Representational Neglect
Of particular relevance to [the case for regarding the sketchpad as a workspace rather than a perceptual gateway] is the phenomenon of representational neglect. Bisiach and Luzzatti (1978) report the case of two patients who were asked to describe from memory the cathedral square in Milan, their native city. In both cases they gave a good description, except that the left side of the square was hardly mentioned. They were then told to imagine walking around the square, turning round, and again giving a description. This time the previously neglected part of the square was on their right, and was now described in detail; the side that was previously well-described was now ignored.

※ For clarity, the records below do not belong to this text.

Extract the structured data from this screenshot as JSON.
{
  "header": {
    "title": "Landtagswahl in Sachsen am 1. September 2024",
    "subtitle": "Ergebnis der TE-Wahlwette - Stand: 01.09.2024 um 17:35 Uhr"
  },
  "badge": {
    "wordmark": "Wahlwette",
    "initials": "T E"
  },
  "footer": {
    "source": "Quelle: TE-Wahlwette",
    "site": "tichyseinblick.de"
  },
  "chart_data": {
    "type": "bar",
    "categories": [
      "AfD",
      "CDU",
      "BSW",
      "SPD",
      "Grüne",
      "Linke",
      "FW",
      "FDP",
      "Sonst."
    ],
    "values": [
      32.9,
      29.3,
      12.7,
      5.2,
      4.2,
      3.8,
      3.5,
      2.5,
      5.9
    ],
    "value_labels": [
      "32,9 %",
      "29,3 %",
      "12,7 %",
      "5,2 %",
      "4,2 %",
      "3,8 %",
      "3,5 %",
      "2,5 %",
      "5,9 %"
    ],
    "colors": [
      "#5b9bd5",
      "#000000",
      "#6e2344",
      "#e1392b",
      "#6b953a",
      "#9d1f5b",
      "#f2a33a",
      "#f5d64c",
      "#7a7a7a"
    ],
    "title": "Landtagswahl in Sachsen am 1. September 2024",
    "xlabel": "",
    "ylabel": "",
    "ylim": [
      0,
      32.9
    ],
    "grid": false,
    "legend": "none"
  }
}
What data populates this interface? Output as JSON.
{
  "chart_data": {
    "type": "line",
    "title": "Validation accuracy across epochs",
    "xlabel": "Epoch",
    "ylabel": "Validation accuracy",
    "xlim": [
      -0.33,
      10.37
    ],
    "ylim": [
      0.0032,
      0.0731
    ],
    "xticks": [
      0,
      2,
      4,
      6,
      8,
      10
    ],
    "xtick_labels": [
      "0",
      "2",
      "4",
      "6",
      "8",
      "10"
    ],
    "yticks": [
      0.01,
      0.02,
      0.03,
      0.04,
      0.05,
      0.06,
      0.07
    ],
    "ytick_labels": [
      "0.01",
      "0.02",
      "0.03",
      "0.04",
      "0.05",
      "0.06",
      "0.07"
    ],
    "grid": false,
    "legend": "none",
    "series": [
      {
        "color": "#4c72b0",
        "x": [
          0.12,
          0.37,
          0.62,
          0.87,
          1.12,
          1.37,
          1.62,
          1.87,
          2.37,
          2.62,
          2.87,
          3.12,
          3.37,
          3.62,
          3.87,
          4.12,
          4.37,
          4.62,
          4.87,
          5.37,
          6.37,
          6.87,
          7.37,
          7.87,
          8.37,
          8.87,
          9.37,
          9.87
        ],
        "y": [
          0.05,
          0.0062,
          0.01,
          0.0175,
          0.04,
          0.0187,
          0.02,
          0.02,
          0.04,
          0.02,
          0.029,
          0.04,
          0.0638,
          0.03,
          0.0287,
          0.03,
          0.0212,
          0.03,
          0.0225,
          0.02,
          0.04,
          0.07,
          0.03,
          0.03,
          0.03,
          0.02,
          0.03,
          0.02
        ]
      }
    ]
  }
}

Baddeley and Lieberman (1980) suggested that this might represent the impairment of a system for representing information within the visuospatial sketchpad.
(Baddeley, Working Memory, pp 93)

3D Image Rotation
Much of the research on imagery was initially stimulated by the classic demonstration by Shepard and Metzler (1971) who required subjects to judge whether two representations of three-dimensional object were identical or whether one was the mirror image of another. The two were presented in different relative orientations. Response time proved to be a linear function of the difference in orientation between the two, just as if the subjects were mentally rotating one of the objects until it lined up with the other, and then making the judgment…

[Description of Kosslyn’s (1978) computational model of the brain literally rotating a data structure.]

Intons-Peterson (1996) showed that the speed of ‘visual scanning’ varied depending on semantically relevant but non-visual factors such as whether the whether the the subject were imagining herself carrying a weight or not…

Equally problematic for Kosslyn’s interpretation was a study by Hinton and Parsons (1988) who asked their subjects to imagine a wire cube sitting on a shelf in front of them. They were then asked to take hold of the nearest lower right-hand corner, and the furthest [upper] left-hand corner, and then orient the cube such that their left hand was immediately above their right. The task then was to describe the location of the remaining corners. Almost everyone reports that they lay upon a horizontal line, like a cubic equator. In fact, they form a crown shape. Hinton and Parsons suggest that rather than actually manipulating the representation as Shepard or Kosslyn might suggest, subjects attempt to simulate it. When a problem is complex, they simply fail.